Fiona Burke of Little Red natural skincare products, talks about her Clare roots, the magic of seaweed and cruising into market towns when everyone is still asleep
My Weekend: Seeking out the natural side of life
Fiona Burke, Little Red.

Tell us about yourself?

I was born and raised in Ennis, Co Clare. My love of seaweed was sparked from beach trips up the road to Lahinch, where my five siblings and I would be treated to a brown paper bag of ‘seagrass’ (dillisk) or periwinkles on the prom.

With a degree in Mechanical Engineering, I moved to Cork. I worked as a process engineer for a couple of years before deciding it wasn’t for me — I guess I’m too earthy for that, always seeking out the natural side of life.

Inspired by friends in the market business, I changed tack by setting up a cheese stall, selling artisan farmhouse cheeses at various markets in Cork, Clare and Kerry. Nineteen years on, I am still marketeering, but more recently with my own natural skincare range, Little Red, which I make myself, using west Clare seaweed as its signature ingredient. My workshop is next to my house in the quiet mountains high above Macroom.

Little Red products.
Little Red products.

How do you spend your Friday nights?

It’s a bit sad, but I usually tend to fade early on a Friday night after work, and ferrying my three kids around to various activities and school during the week.

If I’m working at Skibbereen market on a Saturday, I like to cosy up early with a good book and try and get some beauty sleep.

Occasionally, if book club or a cultural event falls on a Friday night, I’m there, and have been known to enjoy a glass of red and more than a dance or two.

Night owl or up with the lark?

I’m an early riser. I suppose my biological clock has been trained over the years to rise, hop in the van, and drive the hour or so to markets, cruising into towns that are still asleep. Even on my days off, I enjoy getting up early — I feel like I have an edge on those lying in.

Does work creep into your weekend at all?

At this quiet time of year, I make the most of spending weekends with family. Being self-employed, however, I do check emails for orders coming in, and can be found in my workshop any hour of the day or night.

Come March, I’ll be back doing Skibbereen market on Saturdays, and later on in the season, Bantry on Fridays and Schull on Sundays.

I’ve worked weekends for many years now though — it’s just a way of life. But because markets are so sociable, even though it’s work, you also feel like you’ve socialised and can still be in bed early.

If money was no object where would you head to on a weekend city break? And who would you bring with you?

My brother Kevin lives in Vancouver: he and his lady are expecting their first baby in June, so I’d love to take the whole family there. New York is so cool — Christian has never been, so I’d like to take him and visit some jazz clubs In Harlem. Reykjavik sounds amazing, as does Copenhagen. My book club is organising a trip to Malaga later on in the year, which is a beautiful place to visit for the food, culture and sunshine.

Closer to home, is there some place you like to head to recharge the batteries?

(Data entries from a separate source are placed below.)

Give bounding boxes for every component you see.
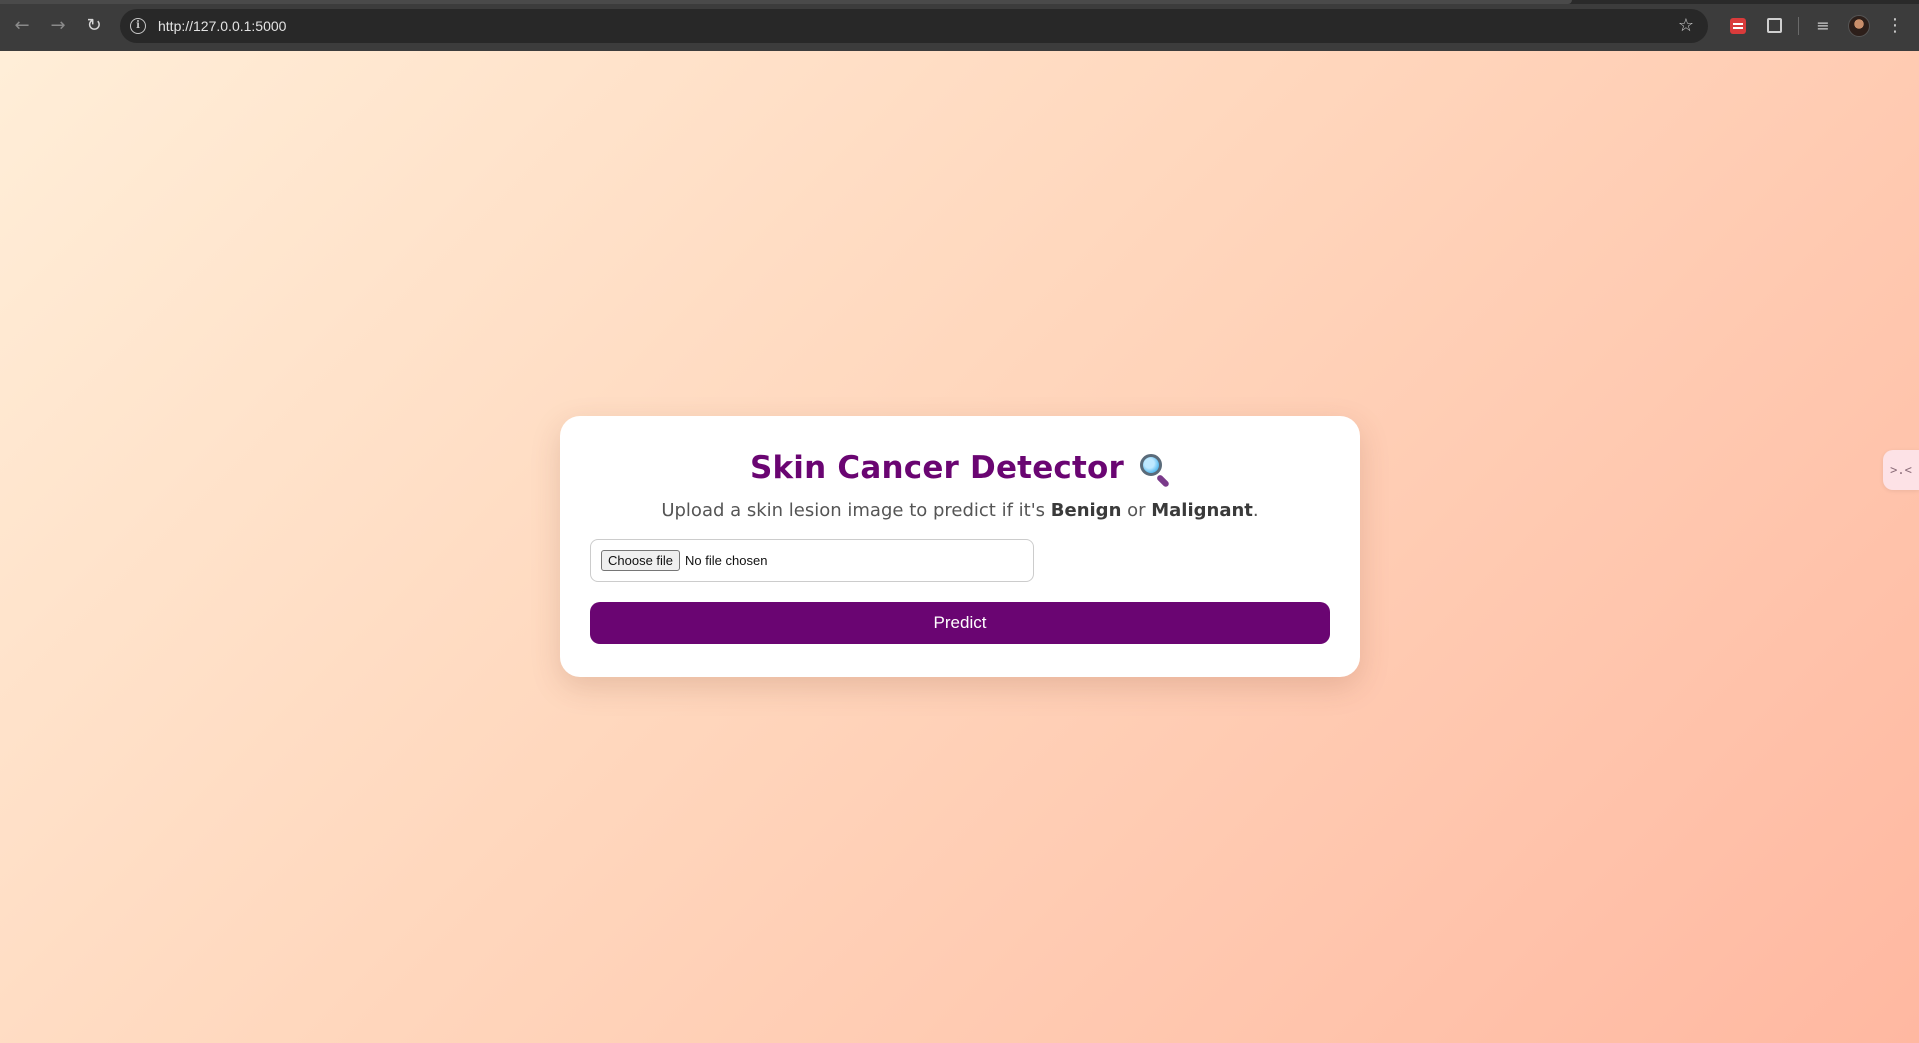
malignant-label: Malignant — [1151, 500, 1253, 521]
forward-button[interactable]: → — [40, 8, 76, 44]
upload-card: Skin Cancer Detector Upload a skin lesio… — [560, 416, 1360, 677]
tab-strip — [0, 0, 1919, 4]
browser-toolbar: ← → ↻ i http://127.0.0.1:5000 ☆ ≡ ⋮ — [0, 0, 1919, 51]
star-icon[interactable]: ☆ — [1678, 15, 1694, 36]
puzzle-icon — [1766, 18, 1782, 33]
benign-label: Benign — [1050, 500, 1122, 521]
subtitle: Upload a skin lesion image to predict if… — [590, 500, 1330, 521]
avatar — [1848, 14, 1870, 37]
reload-icon: ↻ — [86, 15, 102, 36]
arrow-right-icon: → — [50, 15, 66, 36]
kebab-menu-icon: ⋮ — [1886, 15, 1904, 36]
side-widget[interactable]: >.< — [1883, 450, 1919, 490]
extension-button[interactable] — [1720, 8, 1756, 44]
magnifying-glass-icon — [1138, 452, 1171, 489]
file-status: No file chosen — [685, 553, 768, 568]
choose-file-button[interactable]: Choose file — [601, 550, 681, 571]
subtitle-prefix: Upload a skin lesion image to predict if… — [661, 500, 1051, 521]
side-widget-glyph: >.< — [1890, 463, 1912, 477]
file-input[interactable]: Choose file No file chosen — [590, 539, 1034, 582]
browser-menu-button[interactable]: ⋮ — [1877, 8, 1913, 44]
reading-list-icon: ≡ — [1816, 16, 1830, 35]
predict-button[interactable]: Predict — [590, 602, 1330, 644]
url-text[interactable]: http://127.0.0.1:5000 — [158, 18, 286, 34]
extensions-menu-button[interactable] — [1756, 8, 1792, 44]
profile-button[interactable] — [1841, 8, 1877, 44]
subtitle-or: or — [1121, 500, 1152, 521]
address-bar[interactable]: i http://127.0.0.1:5000 ☆ — [120, 8, 1708, 43]
arrow-left-icon: ← — [14, 15, 30, 36]
title-text: Skin Cancer Detector — [749, 450, 1125, 486]
extension-icon — [1730, 17, 1746, 34]
file-row: Choose file No file chosen — [590, 539, 1330, 582]
reading-list-button[interactable]: ≡ — [1805, 8, 1841, 44]
page-title: Skin Cancer Detector — [749, 450, 1171, 489]
subtitle-suffix: . — [1252, 500, 1259, 521]
info-icon[interactable]: i — [130, 17, 146, 34]
reload-button[interactable]: ↻ — [76, 8, 112, 44]
back-button[interactable]: ← — [4, 8, 40, 44]
toolbar-icons: ≡ ⋮ — [1720, 8, 1913, 44]
toolbar-divider — [1798, 16, 1799, 35]
page-viewport: Skin Cancer Detector Upload a skin lesio… — [0, 51, 1919, 1043]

I live in a particularly quiet and unspoilt part of the world, the hills of which provide a happy place for me to walk. Sometimes we’ll scoot to the beach with the dogs on a Sunday for that blast of sea air to blow away the cobwebs.

Little Red products.
Little Red products.

Do you like to catch up with family/friends at the weekend?

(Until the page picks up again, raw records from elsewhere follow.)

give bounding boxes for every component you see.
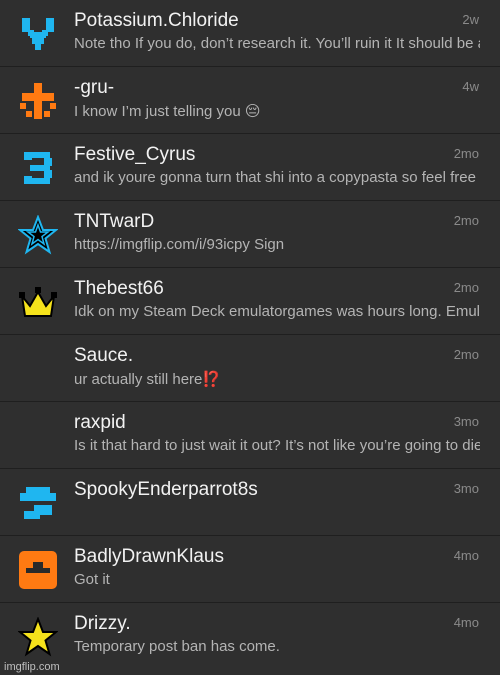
blue-three-pixel-icon	[18, 148, 58, 188]
conversation-time: 4mo	[453, 615, 479, 630]
conversation-name: Thebest66	[74, 278, 164, 299]
conversation-preview: Got it	[74, 571, 110, 588]
conversation-list: Potassium.Chloride 2w Note tho If you do…	[0, 0, 500, 675]
conversation-row-raxpid[interactable]: raxpid 3mo Is it that hard to just wait …	[0, 402, 500, 469]
conversation-row-badlydrawnklaus[interactable]: BadlyDrawnKlaus 4mo Got it	[0, 536, 500, 603]
conversation-preview: Idk on my Steam Deck emulatorgames was h…	[74, 303, 480, 320]
blue-star-icon	[18, 215, 58, 255]
conversation-name: SpookyEnderparrot8s	[74, 479, 258, 500]
conversation-row-sauce[interactable]: Sauce. 2mo ur actually still here⁉️	[0, 335, 500, 402]
conversation-name: Sauce.	[74, 345, 134, 366]
conversation-row-thebest66[interactable]: Thebest66 2mo Idk on my Steam Deck emula…	[0, 268, 500, 335]
conversation-name: TNTwarD	[74, 211, 155, 232]
conversation-preview: ur actually still here⁉️	[74, 371, 222, 388]
crown-icon	[18, 282, 58, 322]
conversation-row-festive-cyrus[interactable]: Festive_Cyrus 2mo and ik youre gonna tur…	[0, 134, 500, 201]
conversation-preview: Note tho If you do, don’t research it. Y…	[74, 35, 480, 52]
conversation-name: raxpid	[74, 412, 126, 433]
conversation-preview: Is it that hard to just wait it out? It’…	[74, 437, 480, 454]
conversation-name: Drizzy.	[74, 613, 131, 634]
orange-box-icon	[18, 550, 58, 590]
conversation-name: -gru-	[74, 77, 115, 98]
blue-heart-pixel-icon	[18, 14, 58, 54]
conversation-name: Festive_Cyrus	[74, 144, 196, 165]
conversation-time: 2mo	[453, 213, 479, 228]
yellow-star-icon	[18, 617, 58, 657]
conversation-preview: Temporary post ban has come.	[74, 638, 280, 655]
conversation-time: 2mo	[453, 347, 479, 362]
conversation-time: 2w	[462, 12, 479, 27]
conversation-name: BadlyDrawnKlaus	[74, 546, 224, 567]
conversation-row-spookyenderparrot8s[interactable]: SpookyEnderparrot8s 3mo	[0, 469, 500, 536]
conversation-preview: and ik youre gonna turn that shi into a …	[74, 169, 476, 186]
conversation-time: 3mo	[453, 414, 479, 429]
conversation-time: 2mo	[453, 146, 479, 161]
conversation-time: 4mo	[453, 548, 479, 563]
conversation-preview: I know I’m just telling you 😔	[74, 103, 261, 120]
conversation-row-tntward[interactable]: TNTwarD 2mo https://imgflip.com/i/93icpy…	[0, 201, 500, 268]
conversation-time: 3mo	[453, 481, 479, 496]
conversation-preview: https://imgflip.com/i/93icpy Sign	[74, 236, 285, 253]
blue-mushroom-pixel-icon	[18, 483, 58, 523]
imgflip-watermark: imgflip.com	[4, 661, 60, 673]
conversation-row-potassium-chloride[interactable]: Potassium.Chloride 2w Note tho If you do…	[0, 0, 500, 67]
conversation-time: 2mo	[453, 280, 479, 295]
conversation-name: Potassium.Chloride	[74, 10, 239, 31]
conversation-row-gru[interactable]: -gru- 4w I know I’m just telling you 😔	[0, 67, 500, 134]
conversation-time: 4w	[462, 79, 479, 94]
orange-cross-pixel-icon	[18, 81, 58, 121]
conversation-row-drizzy[interactable]: Drizzy. 4mo Temporary post ban has come.	[0, 603, 500, 675]
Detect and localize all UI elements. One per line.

Quality time with family and friends is pure gold, I believe that’s ideally what weekends are for.

Do you get to indulge in any hobbies?

During the week I try to catch a couple of yoga classes — as much for zoning out and escapism as for staying strong. Zumba also floats my boat — so even if I haven’t been partying, at least I’ve been dancing, which I adore. Exercise is paramount to me for my mental health. I also enjoy cooking, gardening, reading and of course walking.

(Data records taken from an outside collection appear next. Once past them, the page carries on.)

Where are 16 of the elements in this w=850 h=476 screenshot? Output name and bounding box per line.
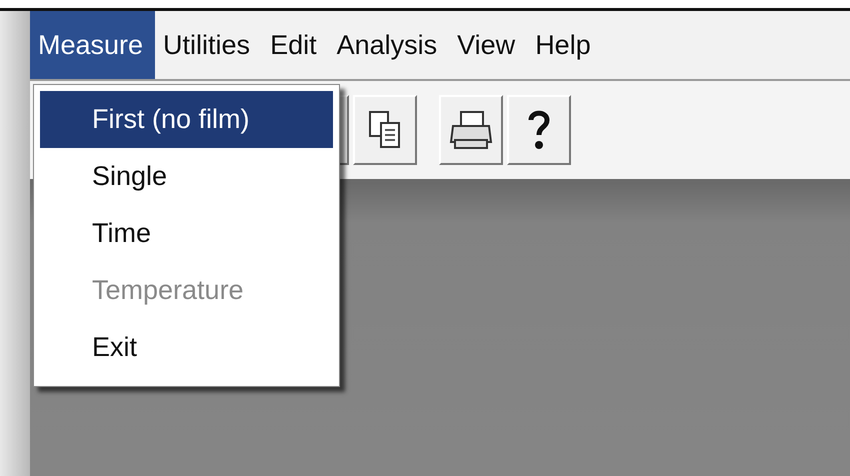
menu-bar-item[interactable]: Help	[527, 11, 603, 79]
question-mark-icon	[526, 108, 552, 152]
menu-bar-item[interactable]: Measure	[30, 11, 156, 79]
menu-item[interactable]: Time	[40, 205, 333, 262]
menu-item[interactable]: Single	[40, 148, 333, 205]
help-button[interactable]	[507, 95, 571, 165]
menu-bar-item[interactable]: View	[449, 11, 528, 79]
menu-item[interactable]: First (no film)	[40, 91, 333, 148]
menu-bar-item[interactable]: Utilities	[155, 11, 262, 79]
printer-icon	[449, 110, 493, 150]
menu-bar-item[interactable]: Edit	[262, 11, 329, 79]
print-button[interactable]	[439, 95, 503, 165]
copy-button[interactable]	[353, 95, 417, 165]
menu-item[interactable]: Exit	[40, 319, 333, 376]
copy-icon	[368, 110, 402, 150]
menu-bar-item[interactable]: Analysis	[328, 11, 450, 79]
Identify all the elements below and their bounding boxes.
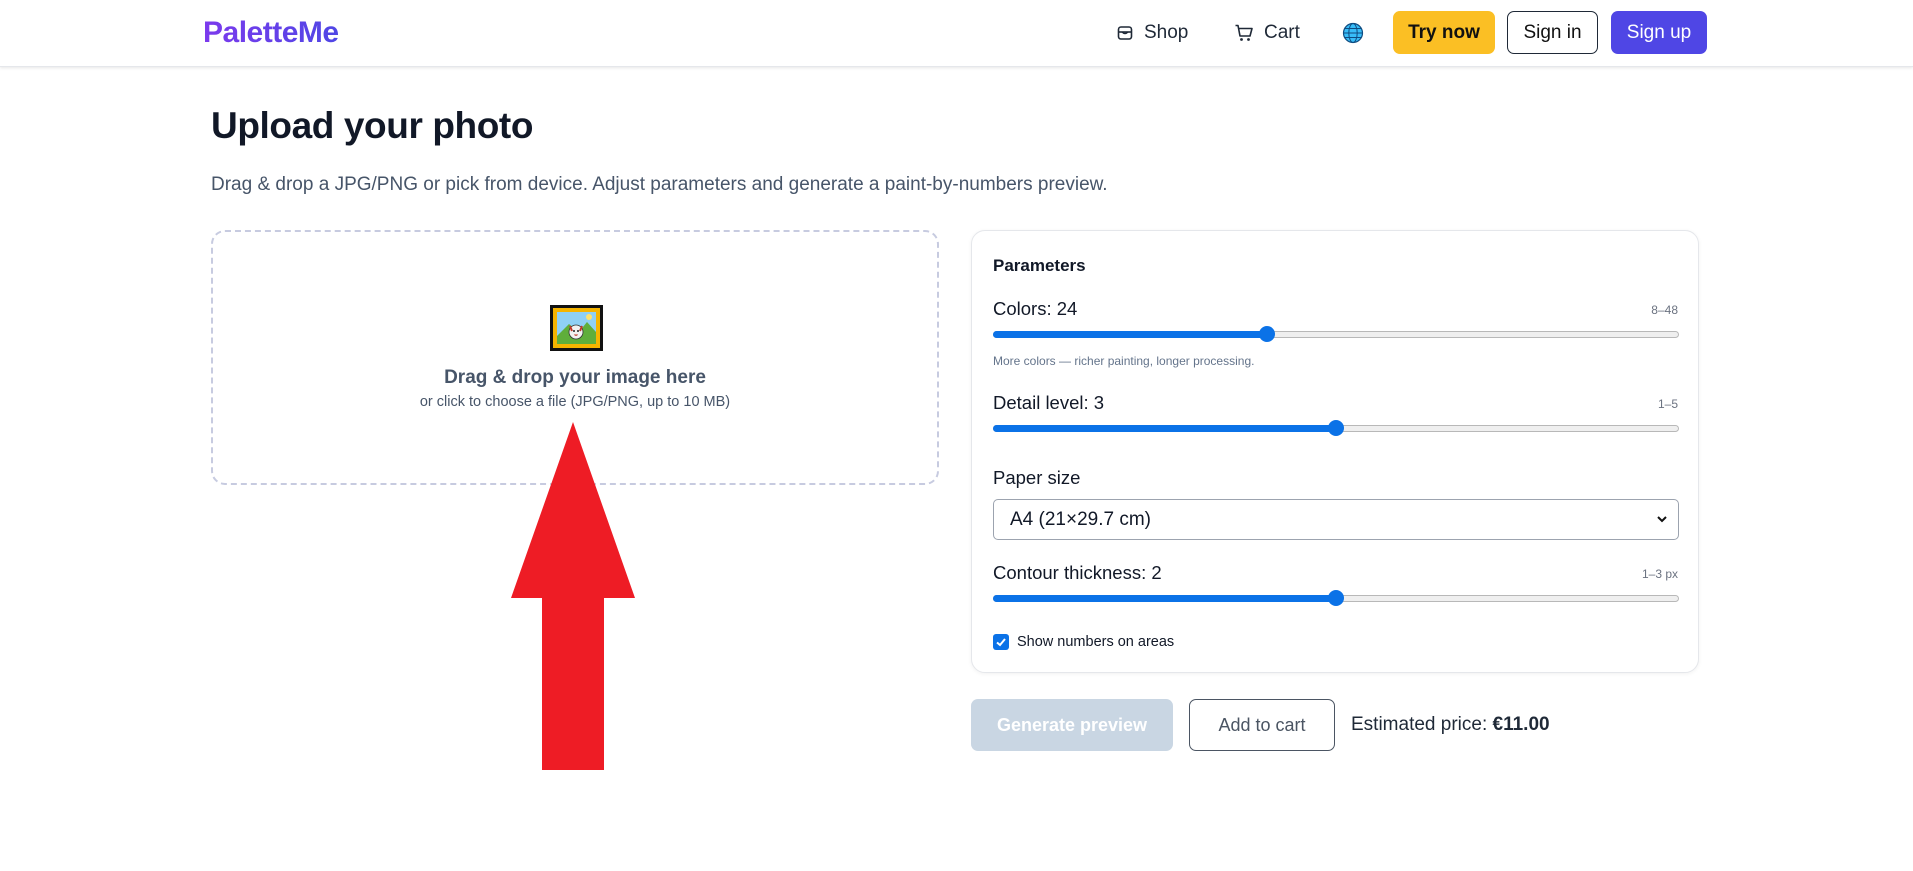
add-to-cart-button[interactable]: Add to cart [1189, 699, 1335, 751]
show-numbers-row[interactable]: Show numbers on areas [993, 634, 1174, 650]
top-navbar: PaletteMe Shop Cart Try now Sign in Sign… [0, 0, 1913, 67]
contour-thickness-range: 1–3 px [1641, 567, 1678, 581]
detail-level-range: 1–5 [1657, 397, 1678, 411]
slider-thumb[interactable] [1259, 326, 1276, 342]
checkmark-icon [996, 638, 1006, 647]
nav-cart-link[interactable]: Cart [1234, 20, 1300, 46]
cart-icon [1235, 24, 1253, 41]
detail-level-label: Detail level: 3 [993, 392, 1105, 413]
nav-shop-link[interactable]: Shop [1116, 20, 1188, 46]
red-up-arrow [511, 422, 635, 770]
paper-size-select[interactable]: A4 (21×29.7 cm) [993, 499, 1679, 540]
price-label: Estimated price: [1351, 714, 1488, 735]
price-value: €11.00 [1492, 714, 1550, 735]
try-now-button[interactable]: Try now [1393, 11, 1495, 54]
brand-logo[interactable]: PaletteMe [203, 16, 339, 50]
store-icon [1117, 26, 1133, 40]
slider-fill [993, 595, 1336, 602]
nav-cart-label: Cart [1264, 22, 1300, 43]
sign-in-button[interactable]: Sign in [1507, 11, 1598, 54]
colors-hint: More colors — richer painting, longer pr… [993, 354, 1255, 368]
slider-fill [993, 331, 1268, 338]
colors-range: 8–48 [1651, 303, 1678, 317]
framed-picture-icon [550, 305, 603, 351]
detail-level-slider[interactable] [993, 420, 1679, 436]
show-numbers-checkbox[interactable] [993, 634, 1009, 650]
contour-thickness-label: Contour thickness: 2 [993, 562, 1162, 583]
estimated-price: Estimated price: €11.00 [1351, 714, 1550, 736]
parameters-title: Parameters [993, 256, 1086, 275]
parameters-panel: Parameters Colors: 24 8–48 More colors —… [971, 230, 1699, 673]
globe-icon[interactable] [1342, 22, 1364, 44]
paper-size-label: Paper size [993, 467, 1081, 488]
slider-fill [993, 425, 1336, 432]
slider-thumb[interactable] [1328, 590, 1344, 606]
nav-shop-label: Shop [1144, 22, 1189, 43]
sign-up-button[interactable]: Sign up [1611, 11, 1707, 54]
colors-slider[interactable] [993, 326, 1679, 342]
dropzone-subtitle: or click to choose a file (JPG/PNG, up t… [419, 394, 731, 410]
show-numbers-label: Show numbers on areas [1017, 634, 1175, 650]
chevron-down-icon [1657, 516, 1667, 523]
dropzone-title: Drag & drop your image here [444, 367, 706, 388]
page-subtitle: Drag & drop a JPG/PNG or pick from devic… [211, 174, 1108, 195]
colors-label: Colors: 24 [993, 298, 1078, 319]
page-title: Upload your photo [211, 105, 534, 146]
slider-thumb[interactable] [1328, 420, 1344, 436]
contour-thickness-slider[interactable] [993, 590, 1679, 606]
generate-preview-button[interactable]: Generate preview [971, 699, 1173, 751]
paper-size-value: A4 (21×29.7 cm) [1010, 508, 1151, 530]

Entertain or be entertained? If it’s the latter do you have a signature dish?

I love both. When I entertain, I make a pretty mean salad with grilled halloumi, nectarines, rocket and a garam masala dressing. Raw chocolate desserts are also a firm favourite of mine.

We have so many places to eat out in Cork — where are your go to spots for coffee/ lunch/ special meal?

The other day I popped into the Antiquity bookshop/cafe in Skibbereen for a Red Strand coffee and a Skibbereen caramel — yum.

Some Sundays we’ve walked the beach at Long Strand near Clonakilty, and wolfed down the best fish and chips in the Fish Basket afterwards.

A bunch of us are booked into The Mews, Baltimore in March for my birthday, which I’m really looking forward to. I’m on the waiting list for Ichigo Ichie in Cork at some point, and still have to make it to The Chestnut in Ballydehob.

Sunday night comes around too fast, how do you normally spend it?

Chilling out at home, preferably after a nice long walk and some good old-fashioned roast fodder with some wine. I don’t watch much television, but these days I’m enjoying Dancing with the Stars with my daughter, Suairni, and sometimes even the boys will join in.

What time does your alarm clock go off on Monday morning?

7.30am on school days. However, during the summer season, Monday is like my Saturday — so I don’t set an alarm. Were it a market day, it would be 5.30am.